(Rom) Über die Schwierigkeit der Stadt des Papstes einen katholischen Bürgermeister zu sichern. Am 9./10. Juni finden in Rom die Stichwahlen für die Wahl des Oberbürgermeisters und damit der künftigen Stadtregierung statt. Zwei Kandidaten, die sich als Katholiken bekennen, stehen sich in der Stichwahl gegenüber: für die Linke der Linksdemokrat Ignazio Marino und für die Rechte der Rechtsdemokrat Gianni Alemanno, der bereits seit 2008 das Amt des Oberbürgermeisters bekleidet. Die Linke regierte die Stadt von 1993 bis 2008.
Das politische Spektrum Roms wird noch von zwei Gruppen geprägt, die in den 70er und 80er Jahren besonders aktionistisch tätig waren: durch die kommunistische Partei KPI und deren Nachfolgegruppen und die neofaschistische Partei MSI und deren Nachfolgeorganisationen.

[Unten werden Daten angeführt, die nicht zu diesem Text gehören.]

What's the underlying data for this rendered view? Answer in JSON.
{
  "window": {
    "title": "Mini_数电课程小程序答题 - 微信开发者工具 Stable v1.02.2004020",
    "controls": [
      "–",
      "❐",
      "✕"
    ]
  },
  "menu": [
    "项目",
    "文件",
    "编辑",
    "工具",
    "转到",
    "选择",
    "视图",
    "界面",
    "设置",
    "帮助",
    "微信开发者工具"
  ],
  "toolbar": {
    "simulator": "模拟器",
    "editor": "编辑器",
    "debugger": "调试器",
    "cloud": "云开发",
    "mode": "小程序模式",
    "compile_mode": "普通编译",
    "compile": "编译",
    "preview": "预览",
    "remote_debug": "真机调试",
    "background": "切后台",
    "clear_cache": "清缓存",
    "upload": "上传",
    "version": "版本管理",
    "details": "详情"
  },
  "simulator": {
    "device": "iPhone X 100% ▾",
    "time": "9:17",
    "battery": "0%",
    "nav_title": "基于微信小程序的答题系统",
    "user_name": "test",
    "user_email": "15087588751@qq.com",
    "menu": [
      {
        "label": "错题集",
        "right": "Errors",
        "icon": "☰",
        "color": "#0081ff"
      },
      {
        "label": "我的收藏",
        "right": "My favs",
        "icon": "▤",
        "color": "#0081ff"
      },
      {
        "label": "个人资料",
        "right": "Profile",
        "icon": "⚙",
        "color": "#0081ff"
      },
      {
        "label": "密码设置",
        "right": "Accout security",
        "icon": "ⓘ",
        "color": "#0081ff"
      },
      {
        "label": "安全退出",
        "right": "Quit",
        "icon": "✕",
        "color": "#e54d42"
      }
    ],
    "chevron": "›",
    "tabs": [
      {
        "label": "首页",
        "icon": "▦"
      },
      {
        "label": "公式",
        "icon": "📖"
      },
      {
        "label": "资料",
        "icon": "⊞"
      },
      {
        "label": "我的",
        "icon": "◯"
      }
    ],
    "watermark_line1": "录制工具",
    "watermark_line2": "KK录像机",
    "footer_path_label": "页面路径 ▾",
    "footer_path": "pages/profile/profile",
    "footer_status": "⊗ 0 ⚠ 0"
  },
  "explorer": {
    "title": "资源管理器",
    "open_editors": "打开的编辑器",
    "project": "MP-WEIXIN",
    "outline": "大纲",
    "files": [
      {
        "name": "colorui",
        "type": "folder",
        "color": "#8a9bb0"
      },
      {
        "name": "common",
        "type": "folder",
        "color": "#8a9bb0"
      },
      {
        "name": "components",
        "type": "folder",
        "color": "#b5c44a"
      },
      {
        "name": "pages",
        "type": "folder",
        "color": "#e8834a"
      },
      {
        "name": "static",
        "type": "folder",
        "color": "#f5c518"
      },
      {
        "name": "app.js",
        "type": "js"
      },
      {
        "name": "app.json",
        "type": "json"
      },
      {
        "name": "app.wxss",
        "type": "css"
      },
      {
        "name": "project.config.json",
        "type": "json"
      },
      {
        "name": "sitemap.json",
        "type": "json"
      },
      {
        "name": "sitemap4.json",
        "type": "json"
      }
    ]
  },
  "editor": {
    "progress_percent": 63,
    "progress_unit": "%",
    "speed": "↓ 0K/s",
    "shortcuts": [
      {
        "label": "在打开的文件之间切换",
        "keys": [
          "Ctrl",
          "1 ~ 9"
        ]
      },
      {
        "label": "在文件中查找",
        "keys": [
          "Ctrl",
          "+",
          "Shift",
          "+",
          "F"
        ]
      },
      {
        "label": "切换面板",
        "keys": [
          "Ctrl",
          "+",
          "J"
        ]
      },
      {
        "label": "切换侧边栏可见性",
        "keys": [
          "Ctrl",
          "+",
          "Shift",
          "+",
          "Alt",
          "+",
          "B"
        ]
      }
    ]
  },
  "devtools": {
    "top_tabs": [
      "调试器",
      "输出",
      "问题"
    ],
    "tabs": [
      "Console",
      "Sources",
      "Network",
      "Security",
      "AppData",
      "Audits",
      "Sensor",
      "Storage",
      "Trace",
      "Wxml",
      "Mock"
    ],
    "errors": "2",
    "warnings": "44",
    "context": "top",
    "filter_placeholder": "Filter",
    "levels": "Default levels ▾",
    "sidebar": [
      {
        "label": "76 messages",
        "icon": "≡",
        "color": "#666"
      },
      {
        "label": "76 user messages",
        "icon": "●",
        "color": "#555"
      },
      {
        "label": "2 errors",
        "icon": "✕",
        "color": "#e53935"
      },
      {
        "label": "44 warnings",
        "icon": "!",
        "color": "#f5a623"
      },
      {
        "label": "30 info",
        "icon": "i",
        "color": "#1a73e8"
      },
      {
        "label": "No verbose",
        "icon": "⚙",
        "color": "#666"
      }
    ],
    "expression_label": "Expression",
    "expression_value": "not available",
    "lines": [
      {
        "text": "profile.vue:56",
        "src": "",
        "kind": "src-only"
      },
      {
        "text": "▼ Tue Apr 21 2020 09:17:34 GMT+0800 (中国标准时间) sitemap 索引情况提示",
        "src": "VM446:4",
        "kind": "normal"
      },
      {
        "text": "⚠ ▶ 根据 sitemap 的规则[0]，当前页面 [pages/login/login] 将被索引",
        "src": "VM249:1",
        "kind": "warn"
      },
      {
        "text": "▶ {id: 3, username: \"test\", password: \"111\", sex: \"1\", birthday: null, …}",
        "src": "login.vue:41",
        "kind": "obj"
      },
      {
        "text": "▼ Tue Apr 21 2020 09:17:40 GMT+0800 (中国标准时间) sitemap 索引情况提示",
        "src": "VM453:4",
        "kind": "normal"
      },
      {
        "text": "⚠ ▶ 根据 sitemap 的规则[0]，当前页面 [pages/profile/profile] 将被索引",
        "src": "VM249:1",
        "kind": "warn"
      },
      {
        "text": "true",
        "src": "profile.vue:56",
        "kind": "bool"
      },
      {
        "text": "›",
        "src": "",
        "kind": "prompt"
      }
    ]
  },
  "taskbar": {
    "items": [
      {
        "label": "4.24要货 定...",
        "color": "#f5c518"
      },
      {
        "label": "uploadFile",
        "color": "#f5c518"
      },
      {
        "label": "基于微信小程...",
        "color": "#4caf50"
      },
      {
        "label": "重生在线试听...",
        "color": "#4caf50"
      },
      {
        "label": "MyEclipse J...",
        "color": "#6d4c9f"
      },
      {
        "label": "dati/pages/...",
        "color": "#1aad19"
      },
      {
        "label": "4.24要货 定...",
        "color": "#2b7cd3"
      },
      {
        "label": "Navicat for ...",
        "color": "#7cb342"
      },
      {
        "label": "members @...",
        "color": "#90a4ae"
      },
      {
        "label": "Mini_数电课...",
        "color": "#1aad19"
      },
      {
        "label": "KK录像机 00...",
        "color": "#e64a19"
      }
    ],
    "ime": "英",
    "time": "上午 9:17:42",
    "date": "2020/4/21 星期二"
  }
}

Die Zeiten christdemokratischer Politiker ist längst Vergangenheit. Seit 20 Jahren kommen die Kandidaten der Rechten aus dem alten neofaschistischen Reservoir. Die Kandidaten der Linken vorwiegend aus dem linkskatholischen Becken. Erst im vierten Anlauf gelang der Rechten 2008 mit Gianni Alemanno (55) der Durchbruch. Alemanno in seiner Jugend Neofaschist, verheiratet mit der Tochter des Sozialrevolutionärs und ehemaligen Vorsitzenden der neofaschistischen Partei Italiens MSI Pino Rauti bewegte sich in seiner politischen Laufbahn Richtung demokratische Mitte. Von 1994 bis 2008 gehörte er dem Italienischen Parlament an, 2001–2006 war er Landwirtschaftsminister der Regierung Berlusconi. Trotz seines unorthodoxen politischen Lebensweges, steht er nicht nur in zentrale Wertefragen der katholischen Kirche nahe.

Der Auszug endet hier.